I have the chance get a AMT hardballer for $400. It looks to be in really good condition, but I don't know much about AMT or their reliability so have any of you owned or shot one? What did you think of it? Should I jump on it or just pass? I'd love to have a 1911 and this is my best shot at being able to afford such for awhile, but don't want to waste my time buying something I might regret.


----------



## Bob Wright (May 10, 2006)

The old AMT Hardballers were good guns, dang near equal of the Colts of the time, except they were only offered in stainless.

And, if memory serves me correctly, many parts were interchangable, so it could be slicked up to match a Gold Cup Colt. A friend of mine, up in Ohio, took many groundhog with his.

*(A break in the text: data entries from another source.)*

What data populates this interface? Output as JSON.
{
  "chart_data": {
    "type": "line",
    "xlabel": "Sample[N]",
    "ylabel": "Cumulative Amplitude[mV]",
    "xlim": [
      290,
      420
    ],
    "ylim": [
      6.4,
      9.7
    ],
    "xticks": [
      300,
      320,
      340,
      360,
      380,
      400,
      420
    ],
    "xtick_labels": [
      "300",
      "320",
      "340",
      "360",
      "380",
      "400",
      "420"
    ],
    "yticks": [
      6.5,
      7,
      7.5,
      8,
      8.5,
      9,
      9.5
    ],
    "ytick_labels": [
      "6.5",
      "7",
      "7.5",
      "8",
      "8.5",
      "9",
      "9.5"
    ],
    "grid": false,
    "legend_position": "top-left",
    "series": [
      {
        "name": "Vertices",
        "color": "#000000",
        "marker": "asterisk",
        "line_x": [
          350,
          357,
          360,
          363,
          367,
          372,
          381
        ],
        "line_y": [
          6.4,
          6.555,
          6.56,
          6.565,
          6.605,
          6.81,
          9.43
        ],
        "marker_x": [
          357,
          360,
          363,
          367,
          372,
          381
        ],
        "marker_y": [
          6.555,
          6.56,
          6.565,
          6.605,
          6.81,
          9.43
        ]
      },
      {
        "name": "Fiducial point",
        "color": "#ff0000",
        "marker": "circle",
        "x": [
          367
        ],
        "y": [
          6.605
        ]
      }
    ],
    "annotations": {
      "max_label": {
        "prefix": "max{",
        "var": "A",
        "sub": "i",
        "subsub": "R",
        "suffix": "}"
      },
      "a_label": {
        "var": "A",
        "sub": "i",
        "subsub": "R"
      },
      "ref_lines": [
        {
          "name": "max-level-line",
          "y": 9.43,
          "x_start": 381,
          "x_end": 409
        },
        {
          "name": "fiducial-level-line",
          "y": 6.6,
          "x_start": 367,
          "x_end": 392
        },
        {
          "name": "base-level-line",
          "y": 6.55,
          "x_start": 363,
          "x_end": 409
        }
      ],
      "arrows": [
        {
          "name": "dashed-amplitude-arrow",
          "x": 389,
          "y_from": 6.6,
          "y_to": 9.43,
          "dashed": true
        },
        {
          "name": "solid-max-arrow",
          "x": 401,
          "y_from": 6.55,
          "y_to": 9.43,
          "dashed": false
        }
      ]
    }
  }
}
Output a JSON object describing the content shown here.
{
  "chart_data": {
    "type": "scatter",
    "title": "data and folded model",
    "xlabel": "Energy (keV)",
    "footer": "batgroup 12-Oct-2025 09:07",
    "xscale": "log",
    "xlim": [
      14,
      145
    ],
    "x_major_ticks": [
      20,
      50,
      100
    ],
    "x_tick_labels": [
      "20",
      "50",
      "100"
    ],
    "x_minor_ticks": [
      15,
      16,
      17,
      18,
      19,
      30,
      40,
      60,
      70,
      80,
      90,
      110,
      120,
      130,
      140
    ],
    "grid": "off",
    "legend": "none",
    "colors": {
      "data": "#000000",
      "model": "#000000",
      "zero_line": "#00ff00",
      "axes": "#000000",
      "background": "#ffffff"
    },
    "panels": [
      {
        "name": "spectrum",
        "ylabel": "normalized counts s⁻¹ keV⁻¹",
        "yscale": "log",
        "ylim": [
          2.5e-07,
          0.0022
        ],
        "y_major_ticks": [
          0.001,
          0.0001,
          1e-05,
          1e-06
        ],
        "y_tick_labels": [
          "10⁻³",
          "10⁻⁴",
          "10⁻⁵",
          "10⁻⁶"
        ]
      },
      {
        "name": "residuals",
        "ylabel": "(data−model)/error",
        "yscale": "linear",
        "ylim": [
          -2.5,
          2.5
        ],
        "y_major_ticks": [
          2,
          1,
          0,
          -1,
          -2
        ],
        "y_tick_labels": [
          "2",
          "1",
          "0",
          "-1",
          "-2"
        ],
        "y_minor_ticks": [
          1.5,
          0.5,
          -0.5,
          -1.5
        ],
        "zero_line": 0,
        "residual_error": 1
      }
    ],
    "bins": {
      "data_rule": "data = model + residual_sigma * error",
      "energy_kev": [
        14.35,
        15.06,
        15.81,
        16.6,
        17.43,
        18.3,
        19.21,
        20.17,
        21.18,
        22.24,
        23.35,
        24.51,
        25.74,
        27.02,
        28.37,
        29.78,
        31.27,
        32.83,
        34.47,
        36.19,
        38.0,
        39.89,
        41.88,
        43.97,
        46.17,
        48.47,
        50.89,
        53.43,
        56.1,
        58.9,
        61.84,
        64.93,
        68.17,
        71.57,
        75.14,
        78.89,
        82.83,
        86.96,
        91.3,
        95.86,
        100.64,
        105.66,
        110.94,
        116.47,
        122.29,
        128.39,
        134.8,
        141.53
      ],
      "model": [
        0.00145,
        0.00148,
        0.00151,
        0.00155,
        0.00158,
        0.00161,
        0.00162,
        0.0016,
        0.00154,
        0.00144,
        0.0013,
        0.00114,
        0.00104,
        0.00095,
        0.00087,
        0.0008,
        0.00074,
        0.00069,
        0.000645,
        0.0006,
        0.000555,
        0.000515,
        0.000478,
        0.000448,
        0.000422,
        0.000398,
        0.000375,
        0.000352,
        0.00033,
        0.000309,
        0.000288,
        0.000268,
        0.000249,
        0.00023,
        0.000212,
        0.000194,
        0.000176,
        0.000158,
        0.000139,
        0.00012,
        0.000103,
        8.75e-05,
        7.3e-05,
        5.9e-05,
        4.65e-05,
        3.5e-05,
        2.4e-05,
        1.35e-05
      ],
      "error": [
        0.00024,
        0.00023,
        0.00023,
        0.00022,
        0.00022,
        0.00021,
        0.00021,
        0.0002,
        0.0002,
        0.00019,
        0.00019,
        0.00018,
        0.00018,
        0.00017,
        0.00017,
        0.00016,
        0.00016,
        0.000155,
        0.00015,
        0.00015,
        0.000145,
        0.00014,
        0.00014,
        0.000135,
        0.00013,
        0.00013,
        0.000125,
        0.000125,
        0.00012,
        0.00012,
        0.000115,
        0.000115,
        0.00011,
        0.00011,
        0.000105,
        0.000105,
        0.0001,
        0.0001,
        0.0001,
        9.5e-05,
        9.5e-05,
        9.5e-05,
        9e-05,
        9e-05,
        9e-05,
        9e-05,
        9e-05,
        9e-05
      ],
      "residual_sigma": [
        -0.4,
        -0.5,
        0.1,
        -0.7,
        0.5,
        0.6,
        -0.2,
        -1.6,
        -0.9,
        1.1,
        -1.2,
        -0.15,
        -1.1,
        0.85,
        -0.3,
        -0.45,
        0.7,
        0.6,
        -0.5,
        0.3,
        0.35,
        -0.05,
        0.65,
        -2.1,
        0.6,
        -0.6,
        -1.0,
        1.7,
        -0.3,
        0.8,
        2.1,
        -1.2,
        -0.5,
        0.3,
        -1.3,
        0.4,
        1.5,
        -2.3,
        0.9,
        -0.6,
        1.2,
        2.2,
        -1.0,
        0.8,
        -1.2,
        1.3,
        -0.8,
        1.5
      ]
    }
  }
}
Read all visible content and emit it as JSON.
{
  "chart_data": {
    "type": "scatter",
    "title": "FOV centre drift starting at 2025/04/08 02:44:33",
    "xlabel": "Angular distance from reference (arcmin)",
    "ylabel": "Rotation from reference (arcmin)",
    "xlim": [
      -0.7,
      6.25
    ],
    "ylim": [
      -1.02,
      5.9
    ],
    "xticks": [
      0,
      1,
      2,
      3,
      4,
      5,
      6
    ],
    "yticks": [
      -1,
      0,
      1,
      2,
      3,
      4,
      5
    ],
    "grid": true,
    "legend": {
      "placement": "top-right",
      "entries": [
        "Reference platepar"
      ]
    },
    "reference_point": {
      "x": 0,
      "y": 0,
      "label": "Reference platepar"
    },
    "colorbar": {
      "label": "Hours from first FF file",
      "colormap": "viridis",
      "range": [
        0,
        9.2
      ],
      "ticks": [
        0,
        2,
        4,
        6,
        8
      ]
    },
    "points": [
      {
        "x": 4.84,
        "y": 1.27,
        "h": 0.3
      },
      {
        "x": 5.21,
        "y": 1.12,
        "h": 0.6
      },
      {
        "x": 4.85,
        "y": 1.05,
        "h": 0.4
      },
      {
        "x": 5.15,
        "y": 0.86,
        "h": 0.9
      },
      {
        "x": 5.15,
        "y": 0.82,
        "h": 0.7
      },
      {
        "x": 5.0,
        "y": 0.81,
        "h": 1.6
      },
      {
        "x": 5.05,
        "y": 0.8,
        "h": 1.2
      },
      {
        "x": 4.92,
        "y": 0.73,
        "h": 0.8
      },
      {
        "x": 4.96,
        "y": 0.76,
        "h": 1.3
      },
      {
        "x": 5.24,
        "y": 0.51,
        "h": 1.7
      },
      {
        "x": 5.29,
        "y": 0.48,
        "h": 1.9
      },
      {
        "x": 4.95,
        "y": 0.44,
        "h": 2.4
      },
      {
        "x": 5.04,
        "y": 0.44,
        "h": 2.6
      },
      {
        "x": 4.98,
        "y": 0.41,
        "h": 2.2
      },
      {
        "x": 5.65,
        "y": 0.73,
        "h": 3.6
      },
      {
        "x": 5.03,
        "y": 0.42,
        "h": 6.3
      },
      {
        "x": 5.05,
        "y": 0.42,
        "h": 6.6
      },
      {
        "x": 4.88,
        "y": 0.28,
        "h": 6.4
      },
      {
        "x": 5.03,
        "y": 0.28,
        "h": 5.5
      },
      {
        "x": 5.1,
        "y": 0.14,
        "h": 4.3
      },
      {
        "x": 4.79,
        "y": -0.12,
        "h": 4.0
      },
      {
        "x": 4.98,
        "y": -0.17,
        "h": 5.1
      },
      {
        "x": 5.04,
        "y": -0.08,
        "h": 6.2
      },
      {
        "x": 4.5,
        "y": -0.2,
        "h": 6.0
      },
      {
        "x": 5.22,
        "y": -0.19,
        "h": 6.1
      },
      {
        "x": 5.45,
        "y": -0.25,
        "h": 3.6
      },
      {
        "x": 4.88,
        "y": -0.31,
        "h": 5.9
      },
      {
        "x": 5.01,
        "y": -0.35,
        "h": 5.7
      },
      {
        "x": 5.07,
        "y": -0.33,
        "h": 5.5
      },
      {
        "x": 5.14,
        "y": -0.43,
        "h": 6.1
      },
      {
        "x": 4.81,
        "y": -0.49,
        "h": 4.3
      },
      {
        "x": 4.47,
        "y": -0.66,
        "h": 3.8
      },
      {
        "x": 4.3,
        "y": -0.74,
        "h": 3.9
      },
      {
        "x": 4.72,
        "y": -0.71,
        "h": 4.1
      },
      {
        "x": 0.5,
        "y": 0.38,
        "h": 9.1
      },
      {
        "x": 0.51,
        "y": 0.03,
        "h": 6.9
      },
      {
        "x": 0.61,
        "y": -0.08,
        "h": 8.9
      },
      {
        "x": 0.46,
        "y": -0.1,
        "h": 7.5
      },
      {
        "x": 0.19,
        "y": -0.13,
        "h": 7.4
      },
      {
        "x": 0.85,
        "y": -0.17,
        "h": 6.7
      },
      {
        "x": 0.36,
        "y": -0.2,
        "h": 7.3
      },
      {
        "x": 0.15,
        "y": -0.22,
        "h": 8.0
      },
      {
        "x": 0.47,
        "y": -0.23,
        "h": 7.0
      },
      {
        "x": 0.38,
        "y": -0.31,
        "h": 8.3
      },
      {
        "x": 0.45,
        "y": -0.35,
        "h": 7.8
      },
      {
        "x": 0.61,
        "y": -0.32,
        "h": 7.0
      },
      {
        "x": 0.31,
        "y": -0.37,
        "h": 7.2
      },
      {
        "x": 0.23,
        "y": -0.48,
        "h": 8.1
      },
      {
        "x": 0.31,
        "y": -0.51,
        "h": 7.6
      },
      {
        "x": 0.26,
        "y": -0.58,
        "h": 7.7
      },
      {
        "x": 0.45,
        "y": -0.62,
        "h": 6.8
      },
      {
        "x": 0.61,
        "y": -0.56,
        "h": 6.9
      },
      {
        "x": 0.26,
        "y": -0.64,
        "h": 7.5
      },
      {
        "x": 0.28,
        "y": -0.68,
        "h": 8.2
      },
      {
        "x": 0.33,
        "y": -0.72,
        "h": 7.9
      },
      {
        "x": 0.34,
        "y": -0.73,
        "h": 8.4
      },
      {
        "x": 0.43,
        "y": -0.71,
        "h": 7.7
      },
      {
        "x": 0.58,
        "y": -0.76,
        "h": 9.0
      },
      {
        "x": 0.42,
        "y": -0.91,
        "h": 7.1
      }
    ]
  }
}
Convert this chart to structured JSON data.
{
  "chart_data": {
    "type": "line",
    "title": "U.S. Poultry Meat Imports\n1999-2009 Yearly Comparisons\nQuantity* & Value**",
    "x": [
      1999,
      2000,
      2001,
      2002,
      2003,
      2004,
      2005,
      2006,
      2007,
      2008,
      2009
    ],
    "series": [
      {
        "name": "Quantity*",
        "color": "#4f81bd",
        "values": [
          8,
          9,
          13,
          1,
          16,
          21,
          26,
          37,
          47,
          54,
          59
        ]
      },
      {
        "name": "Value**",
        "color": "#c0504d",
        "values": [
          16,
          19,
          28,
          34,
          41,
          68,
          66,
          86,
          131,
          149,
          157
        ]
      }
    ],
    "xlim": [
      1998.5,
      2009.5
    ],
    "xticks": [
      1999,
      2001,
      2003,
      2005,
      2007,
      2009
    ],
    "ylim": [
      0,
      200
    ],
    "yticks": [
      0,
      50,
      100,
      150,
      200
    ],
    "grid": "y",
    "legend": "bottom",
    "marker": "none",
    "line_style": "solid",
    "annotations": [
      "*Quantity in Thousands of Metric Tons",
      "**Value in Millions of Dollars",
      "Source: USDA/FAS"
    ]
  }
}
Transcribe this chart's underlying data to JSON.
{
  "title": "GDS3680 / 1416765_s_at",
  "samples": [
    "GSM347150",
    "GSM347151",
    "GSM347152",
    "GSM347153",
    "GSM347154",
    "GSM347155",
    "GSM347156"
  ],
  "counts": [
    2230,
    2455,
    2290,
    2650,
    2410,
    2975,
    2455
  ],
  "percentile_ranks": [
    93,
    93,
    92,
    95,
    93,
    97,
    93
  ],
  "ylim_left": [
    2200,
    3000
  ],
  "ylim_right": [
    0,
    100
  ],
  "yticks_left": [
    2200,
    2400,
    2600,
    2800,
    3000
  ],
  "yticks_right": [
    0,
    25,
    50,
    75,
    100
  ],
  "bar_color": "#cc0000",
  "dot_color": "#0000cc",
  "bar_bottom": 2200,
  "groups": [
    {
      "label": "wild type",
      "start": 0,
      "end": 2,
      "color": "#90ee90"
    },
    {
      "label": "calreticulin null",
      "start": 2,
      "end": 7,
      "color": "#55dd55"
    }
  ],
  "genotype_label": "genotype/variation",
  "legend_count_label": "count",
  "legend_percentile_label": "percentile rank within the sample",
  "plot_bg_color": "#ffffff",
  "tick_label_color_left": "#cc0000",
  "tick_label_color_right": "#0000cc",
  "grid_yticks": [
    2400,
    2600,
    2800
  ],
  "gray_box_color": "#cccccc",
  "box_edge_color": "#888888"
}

At $400, sound like a good deal to me. And, being of the M1911 pattern, any problems are easily user-fixable.

Bob Wright


----------



## OJ (Dec 25, 2006)

Bob Wright said:


> The old AMT Hardballers were good guns, dang near equal of the Colts of the time, except they were only offered in stainless.
> 
> And, if memory serves me correctly, many parts were interchangable, so it could be slicked up to match a Gold Cup Colt. A friend of mine, up in Ohio, took many groundhog with his.
> 
> ...


[/I]

I agree - ]'ve never had the Hardballer but do have the Longslide version - basically the same. The frame is government model size and even the recoil spring is the government model spring. The barrel and slide (& plug) are longer and the only differences. I was sceptical when I bought it - having owned a real loser 22 Lightening AMT made but my Longslide is nearly as dependable as my Colts and has even fewer malfunctions shooting the hot Double Tap loads ([email protected]). I might also point out those loads are more fun to shoot in the Longslide. Parts are interchangeable and it is easy to work on. Here's mine -










I say - go for it. You can see mine is "personalized".

:smt1099


----------



## not_possible (Sep 21, 2007)

And of course my luck when I went back today it was already sold. Oh well I managed to walk out with a beretta 92fs for $280. I couldn't pass it up for that much less than I was planning on spending.


----------